Speech and text input solutions aside, there are also a clutch of homegrown companies which are trying to understand what Indian language speakers want to talk about and how to encourage them to do it.
Audio platform Vokal, for example, has found success in engaging people who ask questions in Indian languages with those who provide high-quality answers.
A quick look at the platform can throw up uniquely Indian questions like — “How do I prepare for an IAS exam if I am not good at English?” or “Is rice made in a pressure cooker bad for health?” — and provide equally eager answers to such queries.
Cofounder Aprameya Radhakrishna says the depth of discussion among local language users on basic topics such as education, wealth and politics is vastly different from the Englishspeaking audience.
“For example, if you go to the English-speaking world, they may ask ‘how do I invest better, how do I save up for my retirement’ whereas for the next billion it is about ‘how do I make money in the first place’, leave alone investment or buying insurance,” said Radhakrishna.
These key differences made the company believe that it was important to build a different product for non-English users that allowed for a strong sense of community and shared knowledge-building.

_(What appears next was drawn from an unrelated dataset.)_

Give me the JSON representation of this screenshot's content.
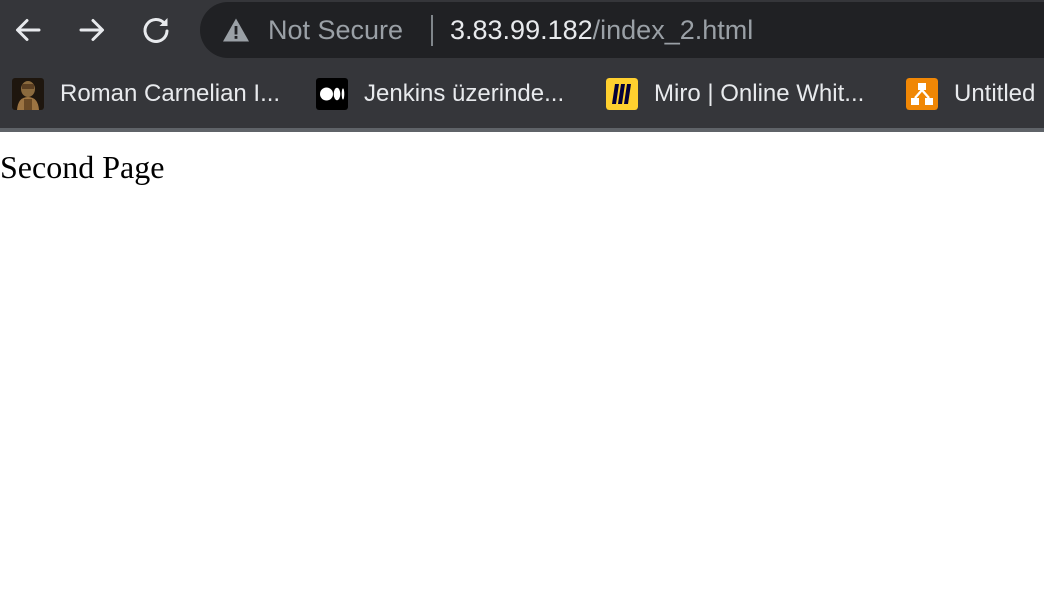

Sreeraman Thiagarajan, cofounder of Agrahyah Technologies which builds audio and text content in regional languages, said enabling meaningful and useful conversations — not just light-hearted chatter — in Indian languages is a worthwhile exercise for the next billion.
Thiagarajan holds equity in Mooshak, a ‘made-for-India’ platform for users to consume, create, and share content in Indian languages. On the Mooshak app, a conversation between grape farmers of Nagpur drove home the essence of building a platform for useful discussions in local languages.

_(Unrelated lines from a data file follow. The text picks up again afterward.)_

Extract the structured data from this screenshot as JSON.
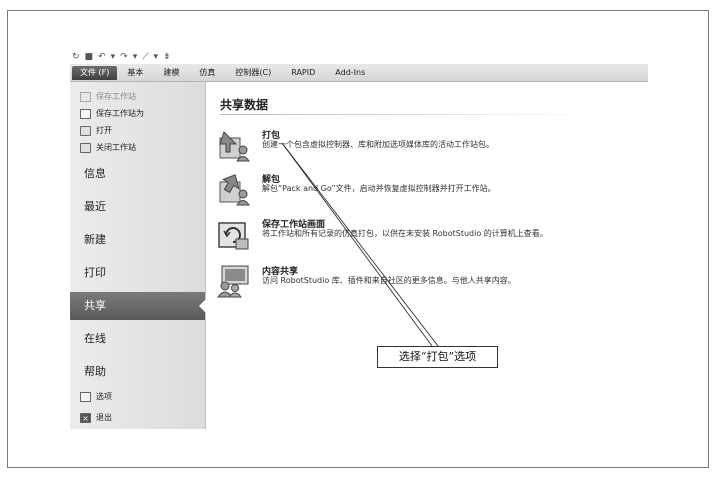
{
  "quick_access": {
    "items": [
      "↻",
      "■",
      "↶",
      "▾",
      "↷",
      "▾",
      "⟋",
      "▾",
      "⇟"
    ]
  },
  "ribbon": {
    "file_tab": "文件 (F)",
    "tabs": [
      "基本",
      "建模",
      "仿真",
      "控制器(C)",
      "RAPID",
      "Add-Ins"
    ]
  },
  "sidebar": {
    "small_top": [
      {
        "label": "保存工作站",
        "icon": "save-icon",
        "disabled": true
      },
      {
        "label": "保存工作站为",
        "icon": "save-as-icon",
        "disabled": false
      },
      {
        "label": "打开",
        "icon": "open-folder-icon",
        "disabled": false
      },
      {
        "label": "关闭工作站",
        "icon": "close-folder-icon",
        "disabled": false
      }
    ],
    "big_items": [
      "信息",
      "最近",
      "新建",
      "打印",
      "共享",
      "在线",
      "帮助"
    ],
    "active_item": "共享",
    "small_bottom": [
      {
        "label": "选项",
        "icon": "options-icon"
      },
      {
        "label": "退出",
        "icon": "exit-icon"
      }
    ]
  },
  "content": {
    "section_title": "共享数据",
    "commands": [
      {
        "title": "打包",
        "desc": "创建一个包含虚拟控制器、库和附加选项媒体库的活动工作站包。",
        "icon": "pack-icon"
      },
      {
        "title": "解包",
        "desc": "解包“Pack and Go”文件，启动并恢复虚拟控制器并打开工作站。",
        "icon": "unpack-icon"
      },
      {
        "title": "保存工作站画面",
        "desc": "将工作站和所有记录的仿真打包，以供在未安装 RobotStudio 的计算机上查看。",
        "icon": "save-screen-icon"
      },
      {
        "title": "内容共享",
        "desc": "访问 RobotStudio 库、插件和来自社区的更多信息。与他人共享内容。",
        "icon": "content-share-icon"
      }
    ]
  },
  "callout": {
    "text": "选择“打包”选项"
  },
  "colors": {
    "active_bg": "#666666",
    "sidebar_bg": "#e4e4e4",
    "ribbon_bg": "#dcdcdc"
  }
}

Grape farmers in Nagpur were talking to each other about a new mutated variety of fungus that they could not combat. “The government does have agricultural scientists on call to solve such problems, but they don’t have the wherewithal to do it real-time or on a big scale — this was a shared purpose for people to discuss and figure out solutions,” he said.
The four-year-old app is undergoing a revamp and will re-launch in August. Following the entry of regional social content platform ShareChat, the app slid on the popularity charts. The revamp will, however, focus completely on facilitating people to find solutions to their problems.
“We cannot outshout a 200 million user base of TikTok (a popular short-video app), but we are building a meaningful, smaller platform,” Thiagarajan said.
To be sure, big technology companies have built technology enablers to easily access content in Indian languages. Google Go, for instance, lets users listen to web pages in 28 languages, including Hindi, Bengali, Malayalam, Marathi and Tamil. This can happen even on slow 2G connections through natural language processing and speech synthesis AI.
Microsoft recently released phonetic keyboards for 10 Indian languages during an update for its Windows 10 operating system in May. The virtual keyboard learns from a user’s behavior pattern and preferences, and offers individualized word suggestions in Indian languages - improving accuracy of text input, it said.
Amazon launched a new skill for Alexa in India last year, aimed at helping the platform learn Hindi and other languages like Tamil, Marathi, Kannada, Bengali, Gujarati and Telugu. The Indian companies, however, want to immediately solve the dayto-day problems of non-English users rather than wait for large technology companies to fix the gap.
“The whole of India is not going to learn English overnight; it is going to take decades. This is a window of opportunity where you can build a brand by being a great product in Indian languages,” Vokal’s Radhakrishna said.